In antidepressant ads, if there’s a family member in the frame, he or she is a helpless spectator looking on. As the author relates, the scene is all too accurate.
Arthur E. Giron
These days, you can scarcely watch TV without seeing an ad for an antidepressant. They all seem to be shot from the same script: dimly lit room, unkempt actor. Cue the dolorous music. If there’s a family member in the frame, he or she is a helpless spectator looking on.
The scene is all too accurate. My husband is clinically depressed, and for more than a decade, I’ve been the onlooker. If he’d had any other disease, I would have sat in the doctor’s office beside him when the diagnosis was made and treatment plans were discussed. But depression is different. It’s a lonely, anonymous battle—so much so that I can’t use my real name here for fear of violating my husband’s privacy.

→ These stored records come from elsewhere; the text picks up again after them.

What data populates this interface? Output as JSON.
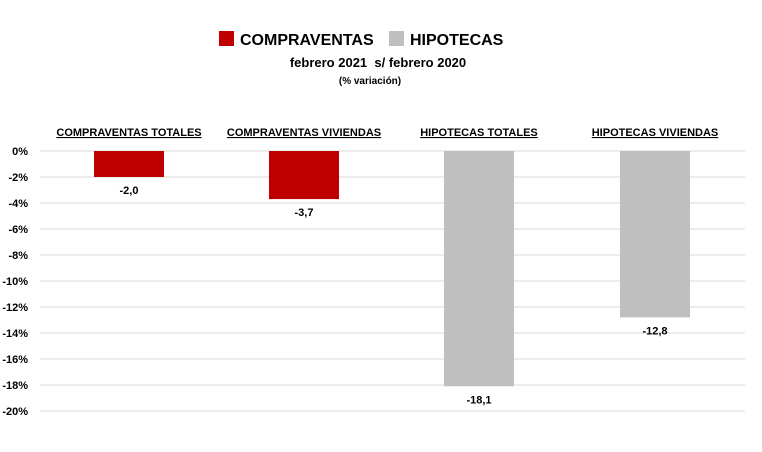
{
  "chart_data": {
    "type": "bar",
    "title": "febrero 2021  s/ febrero 2020",
    "subtitle": "(% variación)",
    "xlabel": "",
    "ylabel": "",
    "ylim": [
      -20,
      0
    ],
    "y_ticks": [
      0,
      -2,
      -4,
      -6,
      -8,
      -10,
      -12,
      -14,
      -16,
      -18,
      -20
    ],
    "y_tick_labels": [
      "0%",
      "-2%",
      "-4%",
      "-6%",
      "-8%",
      "-10%",
      "-12%",
      "-14%",
      "-16%",
      "-18%",
      "-20%"
    ],
    "grid": true,
    "legend_position": "top-center",
    "legend": [
      {
        "name": "COMPRAVENTAS",
        "color": "#c00000"
      },
      {
        "name": "HIPOTECAS",
        "color": "#bfbfbf"
      }
    ],
    "categories": [
      "COMPRAVENTAS TOTALES",
      "COMPRAVENTAS VIVIENDAS",
      "HIPOTECAS TOTALES",
      "HIPOTECAS VIVIENDAS"
    ],
    "values": [
      -2.0,
      -3.7,
      -18.1,
      -12.8
    ],
    "value_labels": [
      "-2,0",
      "-3,7",
      "-18,1",
      "-12,8"
    ],
    "bar_colors": [
      "#c00000",
      "#c00000",
      "#bfbfbf",
      "#bfbfbf"
    ]
  }
}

My husband’s depression was first diagnosed 13 years ago. A salesperson for a tobacco company, he was the proverbial glad-hander: ready with a joke, asking after his customers’ families. But at home he was a different man. He spoke to me in grunts, if at all. His penchant for a beer after work escalated into a full-blown drinking problem. Soon I started to ask myself why I was in the marriage at all. We went to a counselor, who suspected, quite rightly, that something else was wrong and referred my husband to a psychiatrist.
I felt, as Walt Whitman wrote, “both in and out of the game and watching and wondering at it.” My husband came home with a prescription for Paxil, which he said would take about two weeks to “activate.” I wish his psychiatrist had bothered to prepare me for what that meant.One sunny Saturday morning, I returned from the grocery store to find my husband pacing the living room, wild-eyed, fists clenched and teeth gnashing. “Oh my God, I can’t settle down,” he said. I was terrified. The dosage was tapered back, and after a day or so, my husband returned to normal—whatever that was.